Over the past year, Lane Johnson of the Philadelphia Eagles; Simone Biles, the world’s best gymnast; and Naomi Osaka, one of the top tennis players, all learned of their mental health struggles and left their careers.

On Monday, Lyles described a series of epiphanies, as well as the end of a not-so-great relationship, that had a dramatic and positive effect on her mental state and a better understanding of why she has devoted so much of her life. Try to run half the track faster than anyone else.

One such realization came to him last winter at the Millrose Games, an indoor winter meet in New York. Lyles signed up to race in ’60, but he wasn’t sure why. He is no standout in the event and has been surrounded by champions.

“How did I get into this race?” he recalled.

Then he saw a post on social media about a kind of theater run, with Lyles as one of its stars, from Michael Johnson, a four-time Olympic gold medalist known for his golden spikes.

“It’s been said that people don’t go to races to watch people run, they go because they enjoy watching you run,” Lyles said. “It spoke to me.”

The second epiphany came during a therapy session when he was talking about how disappointed he had been with his performances last year, especially at the Olympics. They were average for him, anyway, although it’s worth noting that the average version of him runs the 200 in 19.7 seconds. Usain Bolt’s world record is 19.19.

His therapist explained to him that he is a performer at heart and that performers need an audience. For nearly two years, the pandemic deprived him of it, culminating in the Olympics, where the track was developed in a largely empty stadium that was supposed to be filled with 70,000 screaming fans.

“If the crowd isn’t there, you’re going to run average,” Lyles was told by his therapist.

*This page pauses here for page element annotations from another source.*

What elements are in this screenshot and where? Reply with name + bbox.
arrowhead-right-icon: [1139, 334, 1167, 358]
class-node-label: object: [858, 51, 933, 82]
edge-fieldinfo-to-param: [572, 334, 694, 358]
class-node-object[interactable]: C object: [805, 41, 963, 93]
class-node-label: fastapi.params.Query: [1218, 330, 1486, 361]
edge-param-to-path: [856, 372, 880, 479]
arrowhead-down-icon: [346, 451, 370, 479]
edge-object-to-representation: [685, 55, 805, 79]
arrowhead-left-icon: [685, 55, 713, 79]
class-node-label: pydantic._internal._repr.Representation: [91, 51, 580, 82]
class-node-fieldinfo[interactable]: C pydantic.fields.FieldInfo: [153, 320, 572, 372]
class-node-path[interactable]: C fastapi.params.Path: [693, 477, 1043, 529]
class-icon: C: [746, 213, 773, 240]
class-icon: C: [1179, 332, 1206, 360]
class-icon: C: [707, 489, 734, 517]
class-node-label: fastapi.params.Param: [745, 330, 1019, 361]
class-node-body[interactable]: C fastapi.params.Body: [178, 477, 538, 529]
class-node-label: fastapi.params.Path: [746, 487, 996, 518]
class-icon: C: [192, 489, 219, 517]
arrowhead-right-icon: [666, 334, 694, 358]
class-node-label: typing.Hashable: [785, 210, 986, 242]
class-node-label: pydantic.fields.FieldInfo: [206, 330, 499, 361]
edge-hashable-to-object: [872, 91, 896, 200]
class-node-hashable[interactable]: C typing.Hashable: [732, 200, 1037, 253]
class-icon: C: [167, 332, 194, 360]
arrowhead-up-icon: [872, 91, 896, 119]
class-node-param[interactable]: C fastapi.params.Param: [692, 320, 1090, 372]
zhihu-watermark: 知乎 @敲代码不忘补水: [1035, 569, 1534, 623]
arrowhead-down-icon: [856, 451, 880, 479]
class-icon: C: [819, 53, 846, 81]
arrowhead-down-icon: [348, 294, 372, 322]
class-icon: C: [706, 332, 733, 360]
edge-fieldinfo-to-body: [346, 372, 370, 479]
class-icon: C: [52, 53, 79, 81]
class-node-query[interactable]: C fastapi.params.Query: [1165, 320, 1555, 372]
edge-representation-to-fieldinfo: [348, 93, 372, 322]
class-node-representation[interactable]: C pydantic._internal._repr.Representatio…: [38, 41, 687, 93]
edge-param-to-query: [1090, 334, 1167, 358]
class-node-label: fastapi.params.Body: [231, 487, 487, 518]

And suddenly, some of last year’s sadness made more sense to him. There were other forces at work, forces that Lyles revealed on that tearful night in Tokyo.

He felt guilty that he made it to the Olympics while his younger brother, Josephus, did not. Over the years, countless people have told him he should be the next Usain Bolt, but he’s just trying to figure out who he is. He struggled with depression and decided to open up about his mental health, including years of therapy as a child, after his mother, who also struggled with mental illness, saw that her son shared some of his emotional traits.

“I’m not defined by being an Olympic bronze medalist, or a world gold medalist, or a high school student who went pro,” he said that night. “This is not who I am. I’m Noah Lyles. I am not the successor of Usain Bolt. I am not the successor of Andre de Grasse. I am nobody’s heir. I am me and I will always be that way.”

On Thursday night, Lyles will face Knighton, an 18-year-old phenom seen in track circles as his and Bolt’s successor. Knighton finished fourth in the 200 in Tokyo, breaking Bolt’s junior record at the distance.

So far at Oregon, Knighton has been quiet, composed and quick. He won his semifinal in 19.77 seconds to Lyles’ 19.62.

Knighton described Lyles on Tuesday as a “good friend.”

“We try to put each other on the track as much as we can,” he said of Lyle.

The comparisons to Bolt and his performances haven’t changed him, Knighton said. It is the same as last year, with one difference.

“I’m faster,” he said.

For Lyle, the differences are hard to overstate.

“The last time I had this much fun was 2018,” he said in Eugene. “I’ve got energy, I’m in shape, and I’m like, ‘Yo, let’s have fun.’